Tallest Billboard

hard dynamic programming subset sum array

Problem

You are installing a billboard supported by two steel rods of equal height. You have a collection of rods (lengths in rods) and may weld several together to form a support. Each rod is used in the left support, the right support, or not at all. Return the largest possible height of the billboard (the common height of the two supports), or 0 if you cannot make two equal supports.

Inputrods = [1, 2, 3, 6]

Output6

Use {1, 2, 3} on one side and {6} on the other — both supports are height 6.

rods (comma-separated)

def tallest_billboard(rods):
    # dp[diff] = max height of taller support for that difference
    dp = {0: 0}
    for r in rods:
        cur = dict(dp)
        for diff, taller in cur.items():
            shorter = taller - diff
            # add r to taller support
            d = diff + r
            dp[d] = max(dp.get(d, 0), taller + r)
            # add r to shorter support
            d = abs(shorter + r - taller)
            dp[d] = max(dp.get(d, 0), max(taller, shorter + r))
    return dp[0]

function tallestBillboard(rods) {
  let dp = { 0: 0 };
  for (const r of rods) {
    const cur = Object.assign({}, dp);
    for (const key in cur) {
      const diff = Number(key), taller = cur[key];
      const shorter = taller - diff;
      let d = diff + r;
      dp[d] = Math.max(dp[d] || 0, taller + r);
      d = Math.abs(shorter + r - taller);
      dp[d] = Math.max(dp[d] || 0, Math.max(taller, shorter + r));
    }
  }
  return dp[0];
}

class Solution {
    public int tallestBillboard(int[] rods) {
        Map<Integer, Integer> dp = new HashMap<>();
        dp.put(0, 0);
        for (int r : rods) {
            Map<Integer, Integer> cur = new HashMap<>(dp);
            for (Map.Entry<Integer, Integer> e : cur.entrySet()) {
                int diff = e.getKey(), taller = e.getValue();
                int shorter = taller - diff;
                int d = diff + r;
                dp.put(d, Math.max(dp.getOrDefault(d, 0), taller + r));
                d = Math.abs(shorter + r - taller);
                dp.put(d, Math.max(dp.getOrDefault(d, 0), Math.max(taller, shorter + r)));
            }
        }
        return dp.get(0);
    }
}

int tallestBillboard(vector<int>& rods) {
    unordered_map<int, int> dp;
    dp[0] = 0;
    for (int r : rods) {
        unordered_map<int, int> cur = dp;
        for (auto& e : cur) {
            int diff = e.first, taller = e.second;
            int shorter = taller - diff;
            int d = diff + r;
            dp[d] = max(dp.count(d) ? dp[d] : 0, taller + r);
            d = abs(shorter + r - taller);
            dp[d] = max(dp.count(d) ? dp[d] : 0, max(taller, shorter + r));
        }
    }
    return dp[0];
}

Explanation

We want two stacks of rods of equal height. The clever trick is to not track both heights, but only the difference between the taller and the shorter stack. We keep a map dp where dp[diff] stores the best (largest) height of the taller stack for that difference.

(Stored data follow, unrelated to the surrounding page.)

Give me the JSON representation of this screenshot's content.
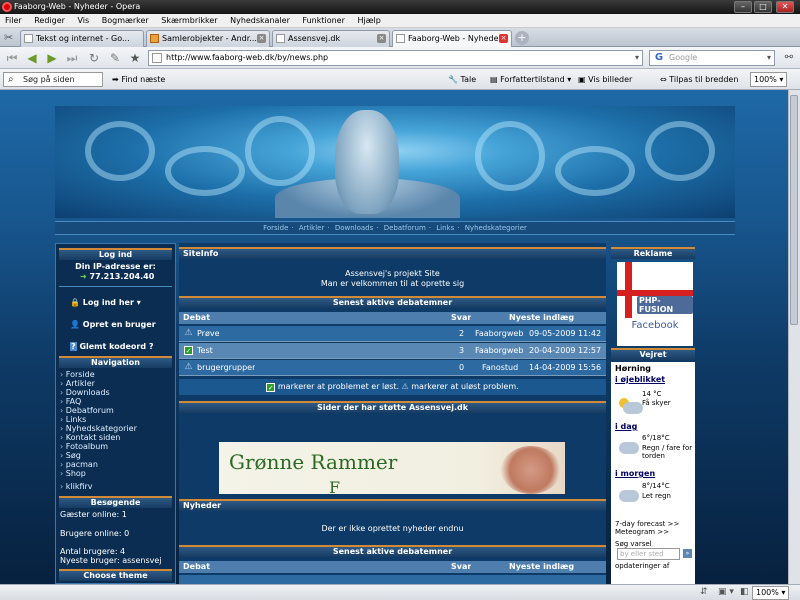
{
  "window": {
    "title": "Faaborg-Web - Nyheder - Opera"
  },
  "menu": [
    "Filer",
    "Rediger",
    "Vis",
    "Bogmærker",
    "Skærmbrikker",
    "Nyhedskanaler",
    "Funktioner",
    "Hjælp"
  ],
  "tabs": [
    {
      "label": "Tekst og internet - Go...",
      "active": false
    },
    {
      "label": "Samlerobjekter - Andr...",
      "active": false
    },
    {
      "label": "Assensvej.dk",
      "active": false
    },
    {
      "label": "Faaborg-Web - Nyheder",
      "active": true
    }
  ],
  "address": {
    "url": "http://www.faaborg-web.dk/by/news.php"
  },
  "search": {
    "placeholder": "Google"
  },
  "toolbar2": {
    "find_placeholder": "Søg på siden",
    "find_next": "Find næste",
    "speak": "Tale",
    "author_mode": "Forfattertilstand",
    "show_images": "Vis billeder",
    "fit_width": "Tilpas til bredden",
    "zoom": "100%"
  },
  "site": {
    "nav_links": [
      "Forside",
      "Artikler",
      "Downloads",
      "Debatforum",
      "Links",
      "Nyhedskategorier"
    ]
  },
  "left": {
    "login_title": "Log ind",
    "ip_label": "Din IP-adresse er:",
    "ip": "77.213.204.40",
    "login_link": "Log ind her",
    "register": "Opret en bruger",
    "forgot": "Glemt kodeord ?",
    "nav_title": "Navigation",
    "nav_items": [
      "Forside",
      "Artikler",
      "Downloads",
      "FAQ",
      "Debatforum",
      "Links",
      "Nyhedskategorier",
      "Kontakt siden",
      "Fotoalbum",
      "Søg",
      "pacman",
      "Shop",
      "klikfirv"
    ],
    "visitors_title": "Besøgende",
    "guests": "Gæster online: 1",
    "users_online": "Brugere online: 0",
    "user_count": "Antal brugere: 4",
    "newest": "Nyeste bruger: assensvej",
    "theme_title": "Choose theme"
  },
  "center": {
    "siteinfo_title": "SiteInfo",
    "siteinfo_line1": "Assensvej's projekt Site",
    "siteinfo_line2": "Man er velkommen til at oprette sig",
    "debates_title": "Senest aktive debatemner",
    "table_headers": {
      "topic": "Debat",
      "replies": "Svar",
      "latest": "Nyeste indlæg"
    },
    "rows": [
      {
        "topic": "Prøve",
        "replies": "2",
        "user": "Faaborgweb",
        "date": "09-05-2009 11:42",
        "solved": false
      },
      {
        "topic": "Test",
        "replies": "3",
        "user": "Faaborgweb",
        "date": "20-04-2009 12:57",
        "solved": true
      },
      {
        "topic": "brugergrupper",
        "replies": "0",
        "user": "Fanostud",
        "date": "14-04-2009 15:56",
        "solved": false
      }
    ],
    "legend_solved": "markerer at problemet er løst.",
    "legend_unsolved": "markerer at uløst problem.",
    "sponsors_title": "Sider der har støtte Assensvej.dk",
    "banner_text1": "Grønne Rammer",
    "banner_text2": "F",
    "news_title": "Nyheder",
    "no_news": "Der er ikke oprettet nyheder endnu",
    "debates2_title": "Senest aktive debatemner",
    "debate2_header": "Debat",
    "replies2_header": "Svar",
    "latest2_header": "Nyeste indlæg"
  },
  "right": {
    "ad_title": "Reklame",
    "ad_text": "Facebook",
    "ad_logo": "PHP-FUSION",
    "weather_title": "Vejret",
    "city": "Hørning",
    "now_label": "i øjeblikket",
    "now_temp": "14 °C",
    "now_desc": "Få skyer",
    "today_label": "i dag",
    "today_temp": "6°/18°C",
    "today_desc1": "Regn / fare for",
    "today_desc2": "torden",
    "tomorrow_label": "i morgen",
    "tomorrow_temp": "8°/14°C",
    "tomorrow_desc": "Let regn",
    "forecast_link": "7-day forecast >>",
    "meteogram_link": "Meteogram >>",
    "search_label": "Søg varsel",
    "search_placeholder": "by eller sted",
    "updates": "opdateringer af"
  },
  "status": {
    "zoom": "100%"
  }
}
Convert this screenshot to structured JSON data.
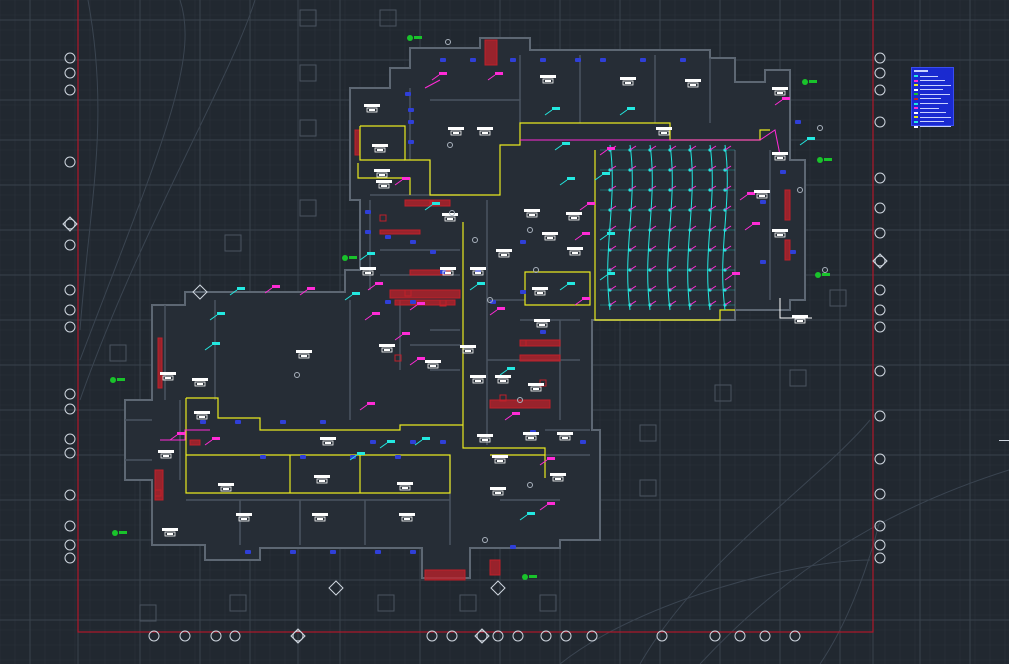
{
  "app": {
    "kind": "cad-drawing-viewer"
  },
  "colors": {
    "background": "#212830",
    "grid_fine": "#2a323b",
    "grid_major": "#39424c",
    "wall": "#4a5460",
    "wall_light": "#5d6773",
    "boundary": "#b0182a",
    "zone": "#e8e820",
    "magenta": "#ff2bd6",
    "cyan": "#23e8e0",
    "blue": "#2f3fd8",
    "red": "#c0202a",
    "green": "#19c32b",
    "white": "#ffffff",
    "legend_bg": "#1a2ad0"
  },
  "legend": {
    "rows": [
      {
        "color": "#23e8e0"
      },
      {
        "color": "#ff2bd6"
      },
      {
        "color": "#e8e820"
      },
      {
        "color": "#ffffff"
      },
      {
        "color": "#19c32b"
      },
      {
        "color": "#c0202a"
      },
      {
        "color": "#23e8e0"
      },
      {
        "color": "#ff2bd6"
      },
      {
        "color": "#ffffff"
      },
      {
        "color": "#e8e820"
      },
      {
        "color": "#23e8e0"
      },
      {
        "color": "#ffffff"
      }
    ]
  }
}
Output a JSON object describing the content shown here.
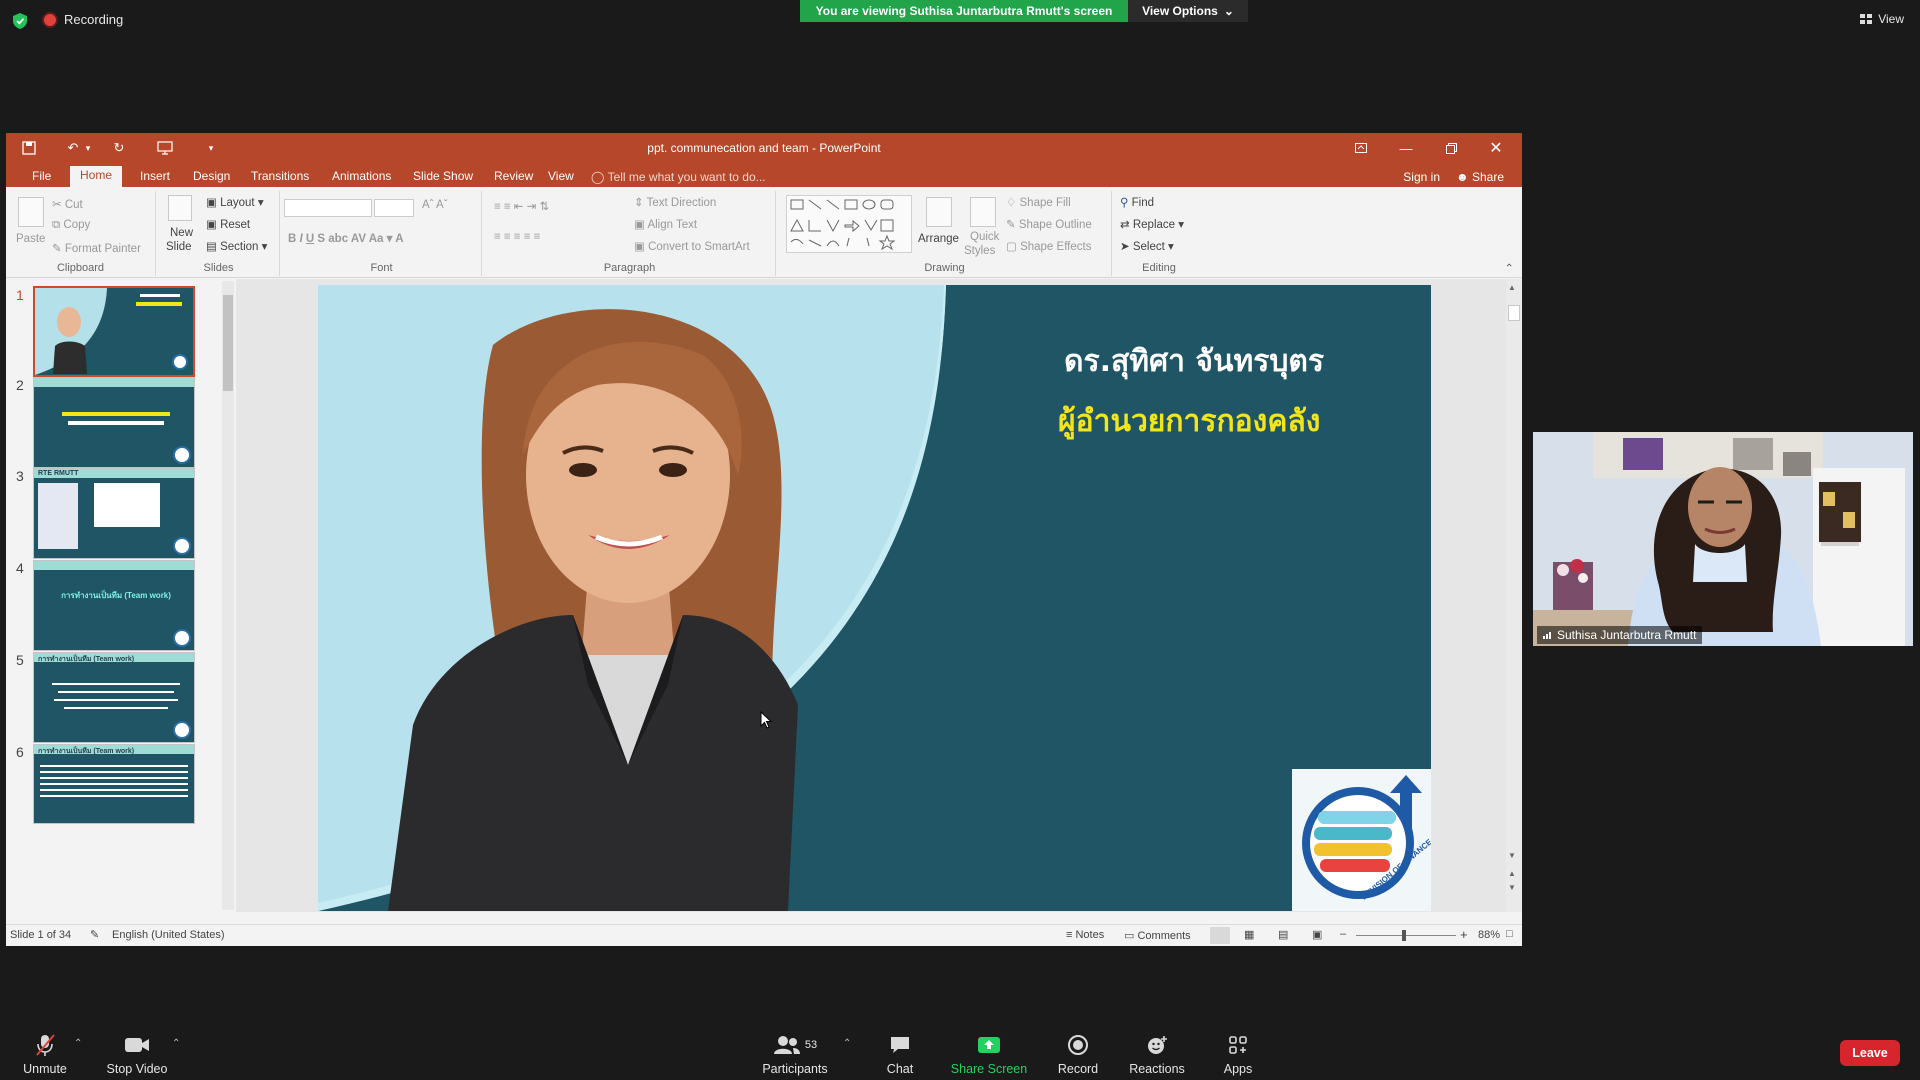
{
  "zoom": {
    "recording_label": "Recording",
    "viewing_banner": "You are viewing Suthisa  Juntarbutra Rmutt's screen",
    "view_options": "View Options",
    "view_label": "View",
    "participants_count": "53",
    "bottom": {
      "unmute": "Unmute",
      "stop_video": "Stop Video",
      "participants": "Participants",
      "chat": "Chat",
      "share_screen": "Share Screen",
      "record": "Record",
      "reactions": "Reactions",
      "apps": "Apps",
      "leave": "Leave"
    },
    "colors": {
      "banner_green": "#22a44a",
      "leave_red": "#d6252c"
    }
  },
  "ppt": {
    "title": "ppt. communecation and team - PowerPoint",
    "tabs": [
      "File",
      "Home",
      "Insert",
      "Design",
      "Transitions",
      "Animations",
      "Slide Show",
      "Review",
      "View"
    ],
    "tell_me": "Tell me what you want to do...",
    "sign_in": "Sign in",
    "share": "Share",
    "ribbon": {
      "clipboard": {
        "label": "Clipboard",
        "paste": "Paste",
        "cut": "Cut",
        "copy": "Copy",
        "format_painter": "Format Painter"
      },
      "slides": {
        "label": "Slides",
        "new_slide": "New",
        "new_slide2": "Slide",
        "layout": "Layout",
        "reset": "Reset",
        "section": "Section"
      },
      "font": {
        "label": "Font"
      },
      "paragraph": {
        "label": "Paragraph",
        "text_direction": "Text Direction",
        "align_text": "Align Text",
        "smartart": "Convert to SmartArt"
      },
      "drawing": {
        "label": "Drawing",
        "arrange": "Arrange",
        "quick_styles": "Quick",
        "quick_styles2": "Styles",
        "shape_fill": "Shape Fill",
        "shape_outline": "Shape Outline",
        "shape_effects": "Shape Effects"
      },
      "editing": {
        "label": "Editing",
        "find": "Find",
        "replace": "Replace",
        "select": "Select"
      }
    },
    "slides": [
      {
        "num": "1",
        "title": "",
        "body": ""
      },
      {
        "num": "2",
        "title": "",
        "body": ""
      },
      {
        "num": "3",
        "title": "RTE RMUTT",
        "body": ""
      },
      {
        "num": "4",
        "title": "",
        "body": "การทำงานเป็นทีม (Team work)"
      },
      {
        "num": "5",
        "title": "การทำงานเป็นทีม (Team work)",
        "body": ""
      },
      {
        "num": "6",
        "title": "การทำงานเป็นทีม (Team work)",
        "body": ""
      }
    ],
    "slide": {
      "title_line1": "ดร.สุทิศา จันทรบุตร",
      "title_line2": "ผู้อำนวยการกองคลัง",
      "logo_text": "DEVISION OF FINANCE"
    },
    "status": {
      "slide_of": "Slide 1 of 34",
      "language": "English (United States)",
      "notes": "Notes",
      "comments": "Comments",
      "zoom_level": "88%"
    }
  },
  "participant": {
    "name": "Suthisa  Juntarbutra Rmutt"
  }
}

Why the difference? Because what we ultimately need is dp[0] — the case where the two stacks are tied. By remembering, for each possible gap, the tallest we can make the taller side, we always keep the most promising state and throw away worse ones with the same gap.

For each rod r and each existing state, we try three choices: add r to the taller side (the gap grows), add it to the shorter side (the gap shrinks or flips), or skip it. We use abs(...) when adding to the shorter side because the shorter side might overtake the taller one.

Example: rods = [1, 2, 3, 6]. We can put {1, 2, 3} on one side (height 6) and {6} on the other (height 6). The difference becomes 0 with both at height 6, so dp[0] = 6.

At the end we simply return dp[0], the tallest equal-height pair of supports we managed to build.

Time: O(n · S) Space: O(S)